12,13-Epome is produced from linoleic acid oxidation [34]. It induces mitochondrial dysfunction, promotes oncogene expression, and regulates inflammation [35]. Studies have found that 500 μM 12,13-Epome significantly induces mitochondrial dysfunction and cell death [36]. In Escherichia coli, the inflammatory response induced by 12,13-Epome decreases with the increase in 12,13-DiHOME [37,38]. Notably, 12,13-DiHOME has also been reported in the aqueous humor samples of POAG patients [17]. In this study, we found an increase in 12,13-Epome (Figure 2C). We previously also identified changes in the linoleic acid and α-linolenic acid pathways in the plasma samples of POAG patients [13], indicating that the 12,13-Epome could be involved in POAG, potentially related to mitochondrial dysfunction, oxidative stress, and inflammation.

15-HETE and 11-HETE are conjugated tetraenoic acids produced from arachidonic acid via LOX enzymes [39,40]. 15-HETE and 11-HETE have pro-inflammatory effects and cause cell damage and pain in arthritis and asthma [41]. In ophthalmic diseases, Ambaw et al. [42] reported that 15-HETE in tears significantly decreased after thermopulsation treatment. In proliferative diabetic retinopathy (PDR), 15-HETE is markedly increased in the retina, enhancing NADPH oxidase expression and ROS generation, which increases vascular permeability. 15-HETE also disrupts VEGF and PEDF balance, promoting inflammation and neovascularization. In this study, we found a decrease in 15-HETE but an increase in 11-HETE. Pearson correlation analysis indicated that 11-HETE is positively correlated with IOP and CCT and negatively correlated with the C/D ratio. Its specific mechanisms require further research investigations.

Previous POAG metabolomics studies have found that amino acid metabolism [18,43], lipid metabolism [13,17,44], and mitochondrial energy metabolism [45] are involved in POAG. In this study, we found that oxylipins are related to the inflammatory pathways, which play important roles in POAG.

There are several limitations in this study. First, due to the lack of a standardized sample size estimation in targeted metabolomics, the sample size in this study was determined based on previous research. Consequently, there may be potential biases and limitations due to the small sample size.
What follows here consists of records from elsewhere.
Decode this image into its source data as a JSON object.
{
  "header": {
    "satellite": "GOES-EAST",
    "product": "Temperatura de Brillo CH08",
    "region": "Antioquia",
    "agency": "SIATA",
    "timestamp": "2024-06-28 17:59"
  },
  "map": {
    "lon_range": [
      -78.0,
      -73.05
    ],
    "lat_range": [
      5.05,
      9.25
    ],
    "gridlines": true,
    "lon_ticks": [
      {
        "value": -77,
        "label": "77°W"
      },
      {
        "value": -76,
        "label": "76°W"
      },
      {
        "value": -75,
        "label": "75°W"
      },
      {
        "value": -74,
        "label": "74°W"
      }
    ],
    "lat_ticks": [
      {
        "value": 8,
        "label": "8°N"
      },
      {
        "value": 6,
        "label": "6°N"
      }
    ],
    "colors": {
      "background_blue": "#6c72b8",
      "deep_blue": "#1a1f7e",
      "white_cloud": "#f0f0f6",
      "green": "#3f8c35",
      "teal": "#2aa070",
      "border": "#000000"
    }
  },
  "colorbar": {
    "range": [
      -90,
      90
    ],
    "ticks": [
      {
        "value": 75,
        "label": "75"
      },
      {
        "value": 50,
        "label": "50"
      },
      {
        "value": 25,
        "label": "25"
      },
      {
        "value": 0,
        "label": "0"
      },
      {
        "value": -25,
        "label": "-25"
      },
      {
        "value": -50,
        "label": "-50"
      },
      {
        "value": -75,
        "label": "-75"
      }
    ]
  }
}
Second, disease progression is a dynamic process, and a single measurement may not fully reflect the entire metabolic status of the disease in the patients.

Recent advances in metabolomics, supported by improved detection technologies, analytical platforms, and AI-integrated and multi-omics analysis, have enabled the identification of more metabolites and reliable parameters [46]. This study provides clinically valuable biomarkers and offers new insights into POAG treatment, suggesting that lipid regulation and anti-inflammatory approaches could complement therapies of POAG.

5. Conclusions

In summary, this study identified the oxylipins profile in the aqueous humor of POAG patients. The five differentially abundant oxylipins are enriched in the AA and LA pathways, implicating that the inflammation pathway may be involved in POAG.